The sovereign wealth fund (SWF) seeks to help Nigeria better manage its oft squandered oil windfall, with a threefold aim of putting money aside for infrastructure investment, providing a savings pot for future generations and lastly protecting against commodity price shocks – the so-called stabilization fund.
Africa’s top oil producer pumps around 2 million barrels of oil a day, but much of that money is wasted on corruption and a bloated, inefficient bureaucracy, economists say.
“The fund’s assets will be invested conservatively, with capital preservation in nominal terms being of primary importance,” NSIA special advisor Obinna Ihedioha said.
He added in a statement that UBS would manage the U.S. Treasury bond portfolio and Goldman and Credit Suisse would manage U.S. corporate grade bonds.
The fund started with only $1 billion owing to opposition from Nigeria’s powerful state governors, who want oil savings to be distributed for spending, arguing that it is unconstitutional for the federal government to hoard money that belongs to all three tiers of government – federal, state and local.
The Excess Crude Account, which the SWF was originally supposed to replace, is easily raided for spending. It had $9 billion in it in December last year, but distribution to governors and spending had shrunk it to closer to $5 billion by last month, according to state data.
…those who still have the capacity to look, and invest, in the future, are looking neither toward the US, nor Asia, and certainly not Europe, for one simple reason: there is no more incremental debt capacity at any level: sovereign, household, financial or corporate. Because without the ability to create debt out of thin air, be it on a secured or unsecured basis, the ability to “create” growth, at least in the current Keynesian paradigm, goes away with it. Yet there is one place where there is untapped credit creation potential, if not on an unsecured (i.e., future cash flow discounting), then certainly on a secured (hard asset collateral) basis.

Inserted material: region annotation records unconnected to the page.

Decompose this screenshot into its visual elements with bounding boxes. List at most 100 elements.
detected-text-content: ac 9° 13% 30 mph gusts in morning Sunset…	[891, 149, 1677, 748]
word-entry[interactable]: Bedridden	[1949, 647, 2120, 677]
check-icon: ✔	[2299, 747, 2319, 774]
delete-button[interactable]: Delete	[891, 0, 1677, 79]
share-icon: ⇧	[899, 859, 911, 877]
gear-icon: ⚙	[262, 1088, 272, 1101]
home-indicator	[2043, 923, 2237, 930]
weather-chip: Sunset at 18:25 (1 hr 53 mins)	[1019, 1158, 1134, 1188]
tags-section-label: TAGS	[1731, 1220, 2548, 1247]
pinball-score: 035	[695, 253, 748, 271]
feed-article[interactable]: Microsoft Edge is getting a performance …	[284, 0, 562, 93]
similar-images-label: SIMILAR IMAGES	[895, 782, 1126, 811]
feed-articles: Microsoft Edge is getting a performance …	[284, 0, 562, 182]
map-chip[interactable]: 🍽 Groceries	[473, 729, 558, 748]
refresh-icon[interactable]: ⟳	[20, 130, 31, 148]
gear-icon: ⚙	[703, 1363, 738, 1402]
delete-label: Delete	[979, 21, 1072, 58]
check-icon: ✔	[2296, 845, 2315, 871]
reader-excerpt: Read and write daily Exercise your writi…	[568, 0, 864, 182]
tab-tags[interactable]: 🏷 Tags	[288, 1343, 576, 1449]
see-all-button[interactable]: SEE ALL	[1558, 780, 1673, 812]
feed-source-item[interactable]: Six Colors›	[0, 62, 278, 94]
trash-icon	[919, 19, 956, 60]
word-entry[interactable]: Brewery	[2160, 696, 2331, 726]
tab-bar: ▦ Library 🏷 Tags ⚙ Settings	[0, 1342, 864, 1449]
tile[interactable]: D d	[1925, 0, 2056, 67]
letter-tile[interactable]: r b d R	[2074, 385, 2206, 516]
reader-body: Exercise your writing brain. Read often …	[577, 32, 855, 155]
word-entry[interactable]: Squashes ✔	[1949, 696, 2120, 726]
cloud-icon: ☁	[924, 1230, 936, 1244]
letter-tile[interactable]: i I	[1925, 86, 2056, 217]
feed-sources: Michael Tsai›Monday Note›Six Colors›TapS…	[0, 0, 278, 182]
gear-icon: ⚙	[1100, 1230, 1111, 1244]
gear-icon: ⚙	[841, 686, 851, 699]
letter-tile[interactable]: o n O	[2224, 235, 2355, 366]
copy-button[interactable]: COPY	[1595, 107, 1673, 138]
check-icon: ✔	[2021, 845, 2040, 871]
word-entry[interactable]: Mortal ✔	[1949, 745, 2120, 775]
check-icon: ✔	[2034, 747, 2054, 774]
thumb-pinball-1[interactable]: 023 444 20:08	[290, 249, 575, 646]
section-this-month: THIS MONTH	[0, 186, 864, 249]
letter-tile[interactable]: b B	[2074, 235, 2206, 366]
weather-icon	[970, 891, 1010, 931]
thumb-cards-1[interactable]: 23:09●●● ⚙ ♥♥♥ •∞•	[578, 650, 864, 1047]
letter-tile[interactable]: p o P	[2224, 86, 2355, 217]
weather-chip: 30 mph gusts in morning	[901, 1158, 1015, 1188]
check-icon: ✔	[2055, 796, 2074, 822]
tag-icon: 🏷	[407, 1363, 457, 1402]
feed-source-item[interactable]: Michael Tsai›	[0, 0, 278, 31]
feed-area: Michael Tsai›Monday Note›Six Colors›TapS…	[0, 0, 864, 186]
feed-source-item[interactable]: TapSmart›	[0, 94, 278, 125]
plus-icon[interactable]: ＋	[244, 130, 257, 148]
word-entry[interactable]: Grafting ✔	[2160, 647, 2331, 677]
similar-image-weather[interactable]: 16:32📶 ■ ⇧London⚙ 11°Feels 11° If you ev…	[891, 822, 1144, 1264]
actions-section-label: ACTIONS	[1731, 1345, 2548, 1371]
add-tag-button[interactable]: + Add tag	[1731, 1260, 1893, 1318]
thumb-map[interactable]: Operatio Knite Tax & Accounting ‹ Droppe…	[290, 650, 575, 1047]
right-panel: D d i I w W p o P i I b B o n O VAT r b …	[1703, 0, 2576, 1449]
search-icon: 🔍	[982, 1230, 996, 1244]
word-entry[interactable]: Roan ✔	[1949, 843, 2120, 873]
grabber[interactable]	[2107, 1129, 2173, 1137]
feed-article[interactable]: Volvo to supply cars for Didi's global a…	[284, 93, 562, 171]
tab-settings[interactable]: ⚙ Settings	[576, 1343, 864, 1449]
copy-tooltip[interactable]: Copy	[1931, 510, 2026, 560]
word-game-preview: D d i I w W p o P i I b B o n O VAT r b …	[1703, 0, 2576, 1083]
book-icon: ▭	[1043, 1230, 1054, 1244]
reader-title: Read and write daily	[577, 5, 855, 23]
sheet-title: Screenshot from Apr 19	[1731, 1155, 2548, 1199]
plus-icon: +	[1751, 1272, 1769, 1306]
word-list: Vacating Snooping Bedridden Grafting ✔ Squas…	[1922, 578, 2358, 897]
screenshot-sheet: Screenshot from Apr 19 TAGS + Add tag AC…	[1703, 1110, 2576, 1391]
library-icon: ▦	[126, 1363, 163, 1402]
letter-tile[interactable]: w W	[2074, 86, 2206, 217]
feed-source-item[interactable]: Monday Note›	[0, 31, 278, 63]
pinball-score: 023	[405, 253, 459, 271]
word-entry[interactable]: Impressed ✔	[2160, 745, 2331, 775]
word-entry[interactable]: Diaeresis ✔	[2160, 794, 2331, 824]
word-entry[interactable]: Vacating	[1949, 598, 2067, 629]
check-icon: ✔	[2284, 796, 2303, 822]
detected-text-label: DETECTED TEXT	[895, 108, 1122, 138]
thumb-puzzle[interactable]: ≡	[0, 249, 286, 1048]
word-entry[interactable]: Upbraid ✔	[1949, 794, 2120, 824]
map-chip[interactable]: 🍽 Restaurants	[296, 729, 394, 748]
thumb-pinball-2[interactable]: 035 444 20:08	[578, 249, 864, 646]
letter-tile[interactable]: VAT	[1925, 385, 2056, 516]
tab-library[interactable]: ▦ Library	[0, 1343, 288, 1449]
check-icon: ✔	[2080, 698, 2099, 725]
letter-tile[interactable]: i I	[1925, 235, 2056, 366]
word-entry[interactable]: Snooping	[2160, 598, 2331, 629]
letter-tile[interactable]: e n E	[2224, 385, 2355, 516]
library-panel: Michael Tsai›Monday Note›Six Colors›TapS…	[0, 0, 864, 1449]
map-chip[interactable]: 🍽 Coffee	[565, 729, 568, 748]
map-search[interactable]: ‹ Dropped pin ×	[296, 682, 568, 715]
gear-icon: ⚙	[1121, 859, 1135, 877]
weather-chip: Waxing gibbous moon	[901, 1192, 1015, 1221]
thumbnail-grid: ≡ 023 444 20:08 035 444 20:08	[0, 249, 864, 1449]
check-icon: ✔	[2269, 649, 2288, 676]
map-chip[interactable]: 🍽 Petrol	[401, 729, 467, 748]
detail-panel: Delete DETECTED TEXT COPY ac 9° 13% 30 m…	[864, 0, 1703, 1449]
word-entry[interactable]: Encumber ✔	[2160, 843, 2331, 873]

The place is Africa, and according to some estimates the continent, Africa can create between $5 and $10 trillion in secured debt, using its extensive untapped resources as first-lien collateral.
and also warned of the consequences here:
politically-directed capital flowing into the African resources sector is fueling and financing the strongest consumer boom in the world. It’s a vendor financing model for Asia, and it portends a major boom and bust cycle for the African continental economy.
Only by increasing real savings through a voluntary lowering of societal time preference, can Africa ever become a true diversified and sound continent economically. This is the only way for the African economy to progress. Until African people in general save more and create better policy environments for saving, investment gains will likely be unsustainable, and exposed to the whims of Western printing presses. The reality is that because this is not the direction Africa is moving in, Africa is embarking on another major boom/bust economic cycle.